The state has in recent years balked at providing any support for languages other than English in administering its driver’s licensing test, a fact that last week prompted action from a group promoting greater language access to government services. Led by advocates for the Micronesian and Filipino communities, representatives had presented a petition seeking translations of the license test into Chuukese, Marshallese and Ilokano.
As it happens, the shortcomings of Hawaii’s services to non-English speakers is worse than many people have imagined, said Kim Harman, policy director for Faith Action for Community Equity.
The nonprofit organization and representatives of the various language groups have been leading the charge and last week met with Caroline Sluyter, spokeswoman for the state Department of Transportation.

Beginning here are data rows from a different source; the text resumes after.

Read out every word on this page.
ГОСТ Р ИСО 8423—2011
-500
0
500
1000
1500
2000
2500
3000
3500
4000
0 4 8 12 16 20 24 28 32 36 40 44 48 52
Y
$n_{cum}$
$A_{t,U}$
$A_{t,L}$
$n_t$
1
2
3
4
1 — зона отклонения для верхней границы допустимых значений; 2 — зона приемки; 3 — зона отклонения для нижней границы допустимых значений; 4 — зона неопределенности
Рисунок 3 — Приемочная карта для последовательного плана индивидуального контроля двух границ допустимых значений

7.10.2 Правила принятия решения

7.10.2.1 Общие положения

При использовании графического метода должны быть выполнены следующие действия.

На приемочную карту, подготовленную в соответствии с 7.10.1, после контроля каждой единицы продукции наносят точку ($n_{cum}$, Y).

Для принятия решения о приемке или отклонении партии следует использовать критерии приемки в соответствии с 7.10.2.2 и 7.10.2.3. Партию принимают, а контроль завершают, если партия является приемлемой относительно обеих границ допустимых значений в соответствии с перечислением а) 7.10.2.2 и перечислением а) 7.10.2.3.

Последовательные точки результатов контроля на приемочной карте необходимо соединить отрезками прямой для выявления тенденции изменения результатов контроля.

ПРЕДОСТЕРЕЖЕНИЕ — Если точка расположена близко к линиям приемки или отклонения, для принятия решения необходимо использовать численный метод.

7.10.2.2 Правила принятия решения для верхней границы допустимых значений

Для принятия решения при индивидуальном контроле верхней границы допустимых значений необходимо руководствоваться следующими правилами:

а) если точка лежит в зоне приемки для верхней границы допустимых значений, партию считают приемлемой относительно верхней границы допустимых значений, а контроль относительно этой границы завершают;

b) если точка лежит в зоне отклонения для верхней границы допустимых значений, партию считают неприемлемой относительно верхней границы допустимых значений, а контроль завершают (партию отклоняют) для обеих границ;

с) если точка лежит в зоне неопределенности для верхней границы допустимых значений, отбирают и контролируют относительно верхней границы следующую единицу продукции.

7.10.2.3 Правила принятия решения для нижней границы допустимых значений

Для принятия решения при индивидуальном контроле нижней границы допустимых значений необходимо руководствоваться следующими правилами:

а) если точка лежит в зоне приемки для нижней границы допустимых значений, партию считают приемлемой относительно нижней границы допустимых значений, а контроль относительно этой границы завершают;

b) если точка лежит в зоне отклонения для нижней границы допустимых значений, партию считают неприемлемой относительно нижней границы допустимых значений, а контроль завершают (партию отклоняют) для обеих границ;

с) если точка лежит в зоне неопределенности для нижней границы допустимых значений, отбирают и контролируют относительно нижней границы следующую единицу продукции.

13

Harman said that between 2001 and 2010, the test had been offered in English, Tagalog, Japanese, Mandarin, Korean, Vietnamese, Samoan and Tongan.
More recently, Sluyter said, legislation mandated the addition of new questions to the test, in all its available languages. There were no funds set aside to do the translations, she added, so the DOT complied with the new requirements by presenting the exam only in English.
Of course, it’s prudent to promote fluency and literacy in English for anyone hoping to live here. But that process takes time and meanwhile people ought to have the capacity to earn a living. While Oahu is endowed with a good bus system providing public transportation, schedules don’t always mesh with bus timetables. The situation is worse on the other islands.
Curtailing practical employment options is not a smart way to approach a population group that Hawaii wants to become better acclimated. The Chuukese and Marshallese groups, part of the Micronesian wave of recent decades, are relatively new arrivals, whose open-ended migration is enabled through the federal Compact of Free Association.
It’s startling that no language accommodations had ever been made for those Filipinos who speak Ilokano — in Hawaii, a relatively well-established group — and now all non-English speakers have been stumbling through on a test they don’t understand. Advocates have surveyed even the more fluent English speakers in these groups and found that they couldn’t grasp some vocabulary and idiomatic expressions on the test — "sound your horn" and "fail-safe latch" are just two examples.
Setting aside the barrier this erects against so many people, the lack of comprehension about road safety rules and the expectations of fellow drivers on highways create a public safety problem, besides.
Sluyter said DOT is finding funds to re-establish the old tests and add the new languages, including a previous request, Spanish. Ideally, the translations should cover study materials instead of only the tests.
But that’s at least a start, propelling Hawaii government in the right direction, toward serving the population that actually lives and works here.